Both processes require ATP for the membrane to deform and reform.
Summary
- Diffusion - passive, down concentration gradient, no protein needed. Non-polar/small molecules through bilayer directly.
- Facilitated diffusion - passive, down gradient, via channel or carrier proteins. For large/polar molecules.
- Osmosis - passive movement of water from high to low water potential across selectively permeable membrane.
- Active transport - against gradient, requires ATP, uses carrier proteins.
- Co-transport - couples movement of one molecule (Na⁺ down gradient) to movement of another (glucose against gradient); ATP indirectly required.

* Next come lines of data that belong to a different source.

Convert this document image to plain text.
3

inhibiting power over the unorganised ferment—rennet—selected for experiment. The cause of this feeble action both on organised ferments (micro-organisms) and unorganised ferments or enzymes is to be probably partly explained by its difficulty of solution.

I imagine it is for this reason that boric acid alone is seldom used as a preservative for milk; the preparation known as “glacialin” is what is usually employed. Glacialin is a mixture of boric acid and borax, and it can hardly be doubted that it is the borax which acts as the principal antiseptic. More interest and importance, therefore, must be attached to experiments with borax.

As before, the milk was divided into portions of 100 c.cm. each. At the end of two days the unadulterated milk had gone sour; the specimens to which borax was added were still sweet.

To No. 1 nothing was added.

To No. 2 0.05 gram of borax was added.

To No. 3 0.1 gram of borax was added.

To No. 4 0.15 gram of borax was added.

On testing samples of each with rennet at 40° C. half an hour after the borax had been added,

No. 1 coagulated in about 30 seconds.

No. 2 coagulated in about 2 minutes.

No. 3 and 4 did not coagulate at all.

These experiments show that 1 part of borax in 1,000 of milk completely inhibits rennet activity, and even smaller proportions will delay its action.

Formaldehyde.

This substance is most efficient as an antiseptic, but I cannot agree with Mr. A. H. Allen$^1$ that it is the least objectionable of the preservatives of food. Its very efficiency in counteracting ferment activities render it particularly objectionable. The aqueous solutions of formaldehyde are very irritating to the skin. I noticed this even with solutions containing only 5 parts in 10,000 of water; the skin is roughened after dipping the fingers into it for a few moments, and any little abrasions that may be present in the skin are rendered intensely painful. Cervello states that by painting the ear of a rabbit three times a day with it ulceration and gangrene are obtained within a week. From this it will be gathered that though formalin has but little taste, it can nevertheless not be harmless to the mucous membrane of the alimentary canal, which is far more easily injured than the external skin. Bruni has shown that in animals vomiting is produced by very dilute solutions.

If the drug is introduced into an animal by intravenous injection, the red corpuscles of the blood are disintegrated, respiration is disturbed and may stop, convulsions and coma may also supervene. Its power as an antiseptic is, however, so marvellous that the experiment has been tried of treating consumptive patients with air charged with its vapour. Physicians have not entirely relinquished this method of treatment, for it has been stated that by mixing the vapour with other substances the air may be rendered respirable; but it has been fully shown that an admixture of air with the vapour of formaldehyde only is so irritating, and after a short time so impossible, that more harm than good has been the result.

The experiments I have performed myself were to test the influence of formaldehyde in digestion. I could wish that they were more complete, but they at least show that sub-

- Endocytosis - membrane engulfs material; exocytosis - vesicles fuse with membrane to release contents.
- Water potential: pure water = 0 kPa; adding solutes lowers Ψ. Water moves from less negative to more negative Ψ.
- Plant cells: turgid (water entered), flaccid (no pressure), plasmolysed (water left, cytoplasm detaches from wall).
AQA Exam Tips
- Define osmosis precisely: "net movement of water molecules from a region of higher water potential to a region of lower water potential, across a selectively permeable membrane." Every word matters - include "net," "water potential" (not concentration), "selectively permeable membrane."
- Water potential numbers: if asked to predict direction of water movement, compare values - water moves from the less negative (higher) to the more negative (lower). E.g. −400 kPa to −700 kPa.
- Active vs facilitated diffusion: both use carrier proteins, but active transport moves against the gradient and requires ATP. AQA will show you a graph of transport rate vs. concentration and ask whether it's active or facilitated - look for whether rate plateaus (carrier protein saturation = facilitated) or whether rate continues even against a gradient (= active).
- Co-transport AQA question: explain how glucose is absorbed in the ileum. Step 1: Na⁺/K⁺ pump lowers Na⁺ inside cell (ATP). Step 2: Na⁺ re-enters via co-transporter, carrying glucose in against its gradient. Step 3: Glucose leaves cell by facilitated diffusion into blood.
- Fick's Law: rate ∝ (surface area × concentration difference) / diffusion distance. Used in any question about gas exchange efficiency.
- Fluid mosaic model: phospholipid bilayer is fluid (lateral movement possible); proteins are embedded in mosaic pattern. Cholesterol regulates fluidity. Always mention selective permeability when describing membrane function.
- Turgid/plasmolysed/flaccid: define precisely. Turgid = cell wall fully stretched by osmotic water entry. Plasmolysed = cytoplasm has pulled away from cell wall. Flaccid = no turgor, but not plasmolysed.